Dr. Jan Lyall, the new Director of the Preservation Services Branch (National Library of Australia, Canberra, ACT, 2600, Australia) sent printouts of terms, objectives and data elements in the "Conservation Treatments Information System" to the Newsletter office last September. It covers much more than treatments, and is designed for use in museums, archives, libraries, historical collections, and any type of collection. It can store and retrieve (or will, when it is finished) all kinds of information related to exhibits, loans, temporary locations, periodic inspections, job deadlines, work in progress, work completed, and production/treatment time. It can describe each object by dozens of attributes; it contains a thesaurus; and it can record treatment steps and solubility test results, and on and on.

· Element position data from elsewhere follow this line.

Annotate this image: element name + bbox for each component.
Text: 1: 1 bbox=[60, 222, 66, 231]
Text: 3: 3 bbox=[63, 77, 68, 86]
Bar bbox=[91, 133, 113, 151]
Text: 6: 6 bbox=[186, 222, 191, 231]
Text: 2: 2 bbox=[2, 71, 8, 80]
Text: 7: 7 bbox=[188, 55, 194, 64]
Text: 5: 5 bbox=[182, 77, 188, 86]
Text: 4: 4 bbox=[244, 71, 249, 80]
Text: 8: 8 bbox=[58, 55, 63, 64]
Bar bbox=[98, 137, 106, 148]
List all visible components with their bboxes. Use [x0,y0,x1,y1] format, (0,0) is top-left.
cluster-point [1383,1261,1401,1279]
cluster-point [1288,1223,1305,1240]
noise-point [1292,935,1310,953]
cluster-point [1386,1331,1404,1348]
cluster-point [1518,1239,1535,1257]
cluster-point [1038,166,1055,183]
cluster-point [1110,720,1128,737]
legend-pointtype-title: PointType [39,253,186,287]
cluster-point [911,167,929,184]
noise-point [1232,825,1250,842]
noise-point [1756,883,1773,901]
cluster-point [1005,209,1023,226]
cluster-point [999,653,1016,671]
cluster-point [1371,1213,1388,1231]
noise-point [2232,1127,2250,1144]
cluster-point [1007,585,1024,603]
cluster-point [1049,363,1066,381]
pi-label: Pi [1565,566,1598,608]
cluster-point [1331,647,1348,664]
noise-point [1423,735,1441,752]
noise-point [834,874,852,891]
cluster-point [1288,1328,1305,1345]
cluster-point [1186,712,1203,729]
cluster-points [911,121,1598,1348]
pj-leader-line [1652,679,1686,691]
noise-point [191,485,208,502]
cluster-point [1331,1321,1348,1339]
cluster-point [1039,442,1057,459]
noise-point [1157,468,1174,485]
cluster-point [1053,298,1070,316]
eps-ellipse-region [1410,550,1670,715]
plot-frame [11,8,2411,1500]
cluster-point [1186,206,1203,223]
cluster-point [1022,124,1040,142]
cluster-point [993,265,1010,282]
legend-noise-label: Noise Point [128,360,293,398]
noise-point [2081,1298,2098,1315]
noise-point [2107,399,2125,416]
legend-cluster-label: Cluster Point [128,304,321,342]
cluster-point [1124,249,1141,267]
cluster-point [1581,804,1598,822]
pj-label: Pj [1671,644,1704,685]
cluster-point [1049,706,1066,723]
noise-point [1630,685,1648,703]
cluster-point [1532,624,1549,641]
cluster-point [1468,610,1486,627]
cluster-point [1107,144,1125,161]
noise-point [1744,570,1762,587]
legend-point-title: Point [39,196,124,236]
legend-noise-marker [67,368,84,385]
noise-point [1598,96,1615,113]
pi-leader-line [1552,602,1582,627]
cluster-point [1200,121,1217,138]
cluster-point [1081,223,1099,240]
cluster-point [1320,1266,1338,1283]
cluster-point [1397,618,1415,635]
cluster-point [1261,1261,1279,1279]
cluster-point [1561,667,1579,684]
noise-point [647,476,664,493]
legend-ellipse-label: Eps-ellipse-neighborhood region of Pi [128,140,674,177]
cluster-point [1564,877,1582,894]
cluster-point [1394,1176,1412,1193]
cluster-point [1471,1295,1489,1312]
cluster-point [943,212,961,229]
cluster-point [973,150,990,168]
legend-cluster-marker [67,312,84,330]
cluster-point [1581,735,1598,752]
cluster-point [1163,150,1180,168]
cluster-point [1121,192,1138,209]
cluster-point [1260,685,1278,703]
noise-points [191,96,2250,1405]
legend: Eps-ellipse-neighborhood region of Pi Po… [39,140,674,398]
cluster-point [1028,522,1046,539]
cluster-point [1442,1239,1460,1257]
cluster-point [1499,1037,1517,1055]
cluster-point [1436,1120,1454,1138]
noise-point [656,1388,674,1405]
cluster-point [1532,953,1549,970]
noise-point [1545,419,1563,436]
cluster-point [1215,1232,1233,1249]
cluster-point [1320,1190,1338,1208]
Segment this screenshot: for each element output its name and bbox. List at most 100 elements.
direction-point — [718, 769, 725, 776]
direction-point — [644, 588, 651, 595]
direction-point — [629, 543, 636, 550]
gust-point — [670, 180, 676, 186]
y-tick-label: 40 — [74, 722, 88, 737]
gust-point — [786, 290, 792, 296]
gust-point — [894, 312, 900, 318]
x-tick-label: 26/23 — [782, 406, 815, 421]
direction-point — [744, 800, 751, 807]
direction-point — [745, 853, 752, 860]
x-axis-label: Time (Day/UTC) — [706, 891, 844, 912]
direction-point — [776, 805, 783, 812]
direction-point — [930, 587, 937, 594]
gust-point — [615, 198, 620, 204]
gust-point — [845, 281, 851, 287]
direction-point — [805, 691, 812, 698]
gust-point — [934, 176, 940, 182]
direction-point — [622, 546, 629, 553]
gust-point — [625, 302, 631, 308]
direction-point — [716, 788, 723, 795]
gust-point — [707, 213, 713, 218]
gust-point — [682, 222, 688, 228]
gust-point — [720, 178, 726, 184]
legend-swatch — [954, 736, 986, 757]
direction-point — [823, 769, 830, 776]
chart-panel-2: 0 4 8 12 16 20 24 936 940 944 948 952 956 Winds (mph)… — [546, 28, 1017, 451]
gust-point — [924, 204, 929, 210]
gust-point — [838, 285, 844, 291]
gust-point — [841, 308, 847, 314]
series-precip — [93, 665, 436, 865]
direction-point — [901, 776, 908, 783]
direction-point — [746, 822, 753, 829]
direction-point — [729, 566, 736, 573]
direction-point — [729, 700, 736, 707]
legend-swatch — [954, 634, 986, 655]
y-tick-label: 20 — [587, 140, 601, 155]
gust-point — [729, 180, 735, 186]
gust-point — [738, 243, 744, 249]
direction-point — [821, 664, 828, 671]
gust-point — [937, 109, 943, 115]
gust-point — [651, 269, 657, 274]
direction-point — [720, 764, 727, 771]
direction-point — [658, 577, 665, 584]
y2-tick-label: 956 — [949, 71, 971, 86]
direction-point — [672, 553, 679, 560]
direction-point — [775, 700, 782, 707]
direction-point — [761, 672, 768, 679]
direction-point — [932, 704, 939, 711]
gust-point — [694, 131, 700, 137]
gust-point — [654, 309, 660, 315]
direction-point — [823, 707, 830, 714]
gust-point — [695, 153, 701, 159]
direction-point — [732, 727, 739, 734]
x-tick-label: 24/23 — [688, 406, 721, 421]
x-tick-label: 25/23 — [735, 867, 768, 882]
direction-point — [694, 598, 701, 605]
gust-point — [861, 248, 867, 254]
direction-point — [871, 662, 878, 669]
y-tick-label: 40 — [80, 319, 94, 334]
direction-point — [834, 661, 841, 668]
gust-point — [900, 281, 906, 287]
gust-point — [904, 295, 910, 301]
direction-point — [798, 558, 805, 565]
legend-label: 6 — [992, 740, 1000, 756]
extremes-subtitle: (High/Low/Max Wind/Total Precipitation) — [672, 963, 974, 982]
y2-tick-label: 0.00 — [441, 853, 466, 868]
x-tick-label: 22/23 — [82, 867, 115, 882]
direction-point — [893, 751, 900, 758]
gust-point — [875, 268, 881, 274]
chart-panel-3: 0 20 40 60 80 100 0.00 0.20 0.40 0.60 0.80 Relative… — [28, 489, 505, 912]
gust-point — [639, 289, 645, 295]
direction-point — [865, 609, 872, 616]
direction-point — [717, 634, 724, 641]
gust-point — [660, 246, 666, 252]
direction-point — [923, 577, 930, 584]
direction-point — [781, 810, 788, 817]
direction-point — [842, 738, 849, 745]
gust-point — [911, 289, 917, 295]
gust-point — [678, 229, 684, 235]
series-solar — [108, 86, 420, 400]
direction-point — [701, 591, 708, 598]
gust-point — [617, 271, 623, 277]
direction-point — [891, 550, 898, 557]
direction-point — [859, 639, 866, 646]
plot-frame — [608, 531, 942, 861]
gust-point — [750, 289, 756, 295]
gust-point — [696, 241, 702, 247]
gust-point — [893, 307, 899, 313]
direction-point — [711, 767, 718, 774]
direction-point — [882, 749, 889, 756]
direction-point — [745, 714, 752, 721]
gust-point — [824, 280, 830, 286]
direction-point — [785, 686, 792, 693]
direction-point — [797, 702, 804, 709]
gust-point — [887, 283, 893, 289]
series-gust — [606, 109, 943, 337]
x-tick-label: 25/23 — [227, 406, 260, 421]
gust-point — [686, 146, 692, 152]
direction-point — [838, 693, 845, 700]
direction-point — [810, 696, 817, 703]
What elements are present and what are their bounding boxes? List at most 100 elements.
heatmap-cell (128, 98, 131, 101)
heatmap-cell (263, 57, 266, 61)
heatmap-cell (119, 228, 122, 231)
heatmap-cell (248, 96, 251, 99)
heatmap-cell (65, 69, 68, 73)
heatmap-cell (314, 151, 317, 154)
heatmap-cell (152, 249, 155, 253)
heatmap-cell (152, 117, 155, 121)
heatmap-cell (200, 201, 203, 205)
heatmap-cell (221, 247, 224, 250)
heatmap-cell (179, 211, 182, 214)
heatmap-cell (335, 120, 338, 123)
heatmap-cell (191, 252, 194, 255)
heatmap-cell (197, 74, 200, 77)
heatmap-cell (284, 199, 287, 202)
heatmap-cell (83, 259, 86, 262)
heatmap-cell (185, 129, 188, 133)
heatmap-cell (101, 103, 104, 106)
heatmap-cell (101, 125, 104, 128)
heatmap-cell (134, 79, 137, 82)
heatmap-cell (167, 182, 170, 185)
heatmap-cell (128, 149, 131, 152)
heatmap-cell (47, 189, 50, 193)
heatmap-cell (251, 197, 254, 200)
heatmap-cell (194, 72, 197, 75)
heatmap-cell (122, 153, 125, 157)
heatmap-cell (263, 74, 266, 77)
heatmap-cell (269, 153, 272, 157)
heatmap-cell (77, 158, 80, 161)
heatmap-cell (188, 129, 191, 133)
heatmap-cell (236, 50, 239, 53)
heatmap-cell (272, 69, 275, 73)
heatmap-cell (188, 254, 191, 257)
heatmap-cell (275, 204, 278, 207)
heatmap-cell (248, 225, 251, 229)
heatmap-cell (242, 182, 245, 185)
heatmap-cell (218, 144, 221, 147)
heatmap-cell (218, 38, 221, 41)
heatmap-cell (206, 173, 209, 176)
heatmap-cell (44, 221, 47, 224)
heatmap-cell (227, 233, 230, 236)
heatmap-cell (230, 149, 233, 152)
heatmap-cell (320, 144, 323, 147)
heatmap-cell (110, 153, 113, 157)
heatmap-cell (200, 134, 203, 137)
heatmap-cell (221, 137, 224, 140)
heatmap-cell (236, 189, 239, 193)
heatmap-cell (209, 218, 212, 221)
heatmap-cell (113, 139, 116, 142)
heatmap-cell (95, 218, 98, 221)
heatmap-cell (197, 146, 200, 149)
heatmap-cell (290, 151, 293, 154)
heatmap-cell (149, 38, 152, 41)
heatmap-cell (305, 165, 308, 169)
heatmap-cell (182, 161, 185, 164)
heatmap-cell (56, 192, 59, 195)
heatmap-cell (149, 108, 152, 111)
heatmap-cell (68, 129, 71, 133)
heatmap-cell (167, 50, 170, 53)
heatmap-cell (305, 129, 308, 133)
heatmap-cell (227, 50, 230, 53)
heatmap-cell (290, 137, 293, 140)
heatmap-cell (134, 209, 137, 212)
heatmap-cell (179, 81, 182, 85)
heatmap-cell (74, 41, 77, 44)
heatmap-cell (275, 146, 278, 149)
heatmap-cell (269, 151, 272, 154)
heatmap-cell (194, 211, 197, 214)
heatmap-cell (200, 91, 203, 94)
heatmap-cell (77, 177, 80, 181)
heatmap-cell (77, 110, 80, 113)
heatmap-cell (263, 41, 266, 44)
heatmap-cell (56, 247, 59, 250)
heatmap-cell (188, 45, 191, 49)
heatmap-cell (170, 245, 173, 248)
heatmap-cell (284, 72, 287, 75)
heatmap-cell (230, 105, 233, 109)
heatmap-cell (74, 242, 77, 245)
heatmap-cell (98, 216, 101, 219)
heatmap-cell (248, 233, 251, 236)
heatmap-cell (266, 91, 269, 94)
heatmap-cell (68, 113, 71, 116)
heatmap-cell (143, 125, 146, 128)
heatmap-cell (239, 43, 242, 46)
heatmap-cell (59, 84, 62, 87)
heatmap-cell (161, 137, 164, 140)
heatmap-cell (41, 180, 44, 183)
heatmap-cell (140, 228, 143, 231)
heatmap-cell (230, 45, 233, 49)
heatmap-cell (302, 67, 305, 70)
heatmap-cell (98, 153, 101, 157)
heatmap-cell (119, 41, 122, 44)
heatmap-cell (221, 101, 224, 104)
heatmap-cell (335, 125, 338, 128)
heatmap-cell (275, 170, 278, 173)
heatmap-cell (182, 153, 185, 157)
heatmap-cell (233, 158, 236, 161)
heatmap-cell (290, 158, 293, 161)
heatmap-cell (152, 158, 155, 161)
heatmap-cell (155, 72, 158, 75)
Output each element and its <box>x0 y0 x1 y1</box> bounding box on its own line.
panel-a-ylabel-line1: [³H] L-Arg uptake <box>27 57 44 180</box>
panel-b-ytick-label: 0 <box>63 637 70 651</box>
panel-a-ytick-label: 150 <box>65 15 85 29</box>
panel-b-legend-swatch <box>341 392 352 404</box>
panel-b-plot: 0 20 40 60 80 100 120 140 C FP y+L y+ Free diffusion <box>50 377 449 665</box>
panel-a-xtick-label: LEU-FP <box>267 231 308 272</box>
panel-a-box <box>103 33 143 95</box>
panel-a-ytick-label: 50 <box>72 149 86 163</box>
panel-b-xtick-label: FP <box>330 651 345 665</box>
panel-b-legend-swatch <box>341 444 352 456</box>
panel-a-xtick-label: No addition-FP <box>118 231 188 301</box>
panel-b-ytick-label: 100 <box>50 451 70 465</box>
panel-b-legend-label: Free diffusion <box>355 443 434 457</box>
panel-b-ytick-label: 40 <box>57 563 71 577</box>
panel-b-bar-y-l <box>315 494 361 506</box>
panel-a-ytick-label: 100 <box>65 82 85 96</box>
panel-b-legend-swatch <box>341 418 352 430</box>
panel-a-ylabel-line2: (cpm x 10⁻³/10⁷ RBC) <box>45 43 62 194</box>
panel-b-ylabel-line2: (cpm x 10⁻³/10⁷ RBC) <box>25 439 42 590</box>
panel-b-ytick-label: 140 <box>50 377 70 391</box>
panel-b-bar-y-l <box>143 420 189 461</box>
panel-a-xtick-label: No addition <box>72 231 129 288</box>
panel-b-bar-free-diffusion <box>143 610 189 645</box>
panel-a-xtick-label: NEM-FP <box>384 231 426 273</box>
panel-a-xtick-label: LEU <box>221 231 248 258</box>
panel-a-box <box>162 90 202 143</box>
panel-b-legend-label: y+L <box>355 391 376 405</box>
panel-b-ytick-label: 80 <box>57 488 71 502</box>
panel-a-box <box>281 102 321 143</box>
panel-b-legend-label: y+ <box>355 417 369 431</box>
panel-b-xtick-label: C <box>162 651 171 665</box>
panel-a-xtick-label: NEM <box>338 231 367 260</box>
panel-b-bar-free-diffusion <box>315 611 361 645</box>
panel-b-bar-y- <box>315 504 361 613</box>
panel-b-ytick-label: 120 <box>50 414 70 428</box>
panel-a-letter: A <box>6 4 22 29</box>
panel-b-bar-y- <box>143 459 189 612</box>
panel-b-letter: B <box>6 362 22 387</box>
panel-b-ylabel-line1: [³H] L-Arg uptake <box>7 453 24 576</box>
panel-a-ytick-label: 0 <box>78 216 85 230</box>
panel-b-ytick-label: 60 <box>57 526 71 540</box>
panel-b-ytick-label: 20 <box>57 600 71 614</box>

As broadly useful as this program is, it will answer only a few of the preservation needs of libraries outside of the conservation lab or rare book room. However, the fact that it is intended to be a national information system means that even smaller libraries holding items of intrinsic value will be able to benefit from it, the same way American research libraries benefit from RLIN, without having to do the programming themselves. In this way, it facilitates cooperative effort among institutions in preserving the nation's most valuable books and documents and artifacts--its cultural heritage. Perhaps this is the sort of data bank Chris Clarkson had in mind as a remedy when he complained that it was impossible to collect even the most rudimentary information concerning the significance (i.e., intrinsic value) of a particular volume, e.g.
How many like volumes remain intact?
What condition are they in?
Are they in public or private ownership?
(See his article, "The Conservation of Early Books in Codex Form: A Personal Approach," the Paper Conservator 3 (1978): 33-50.)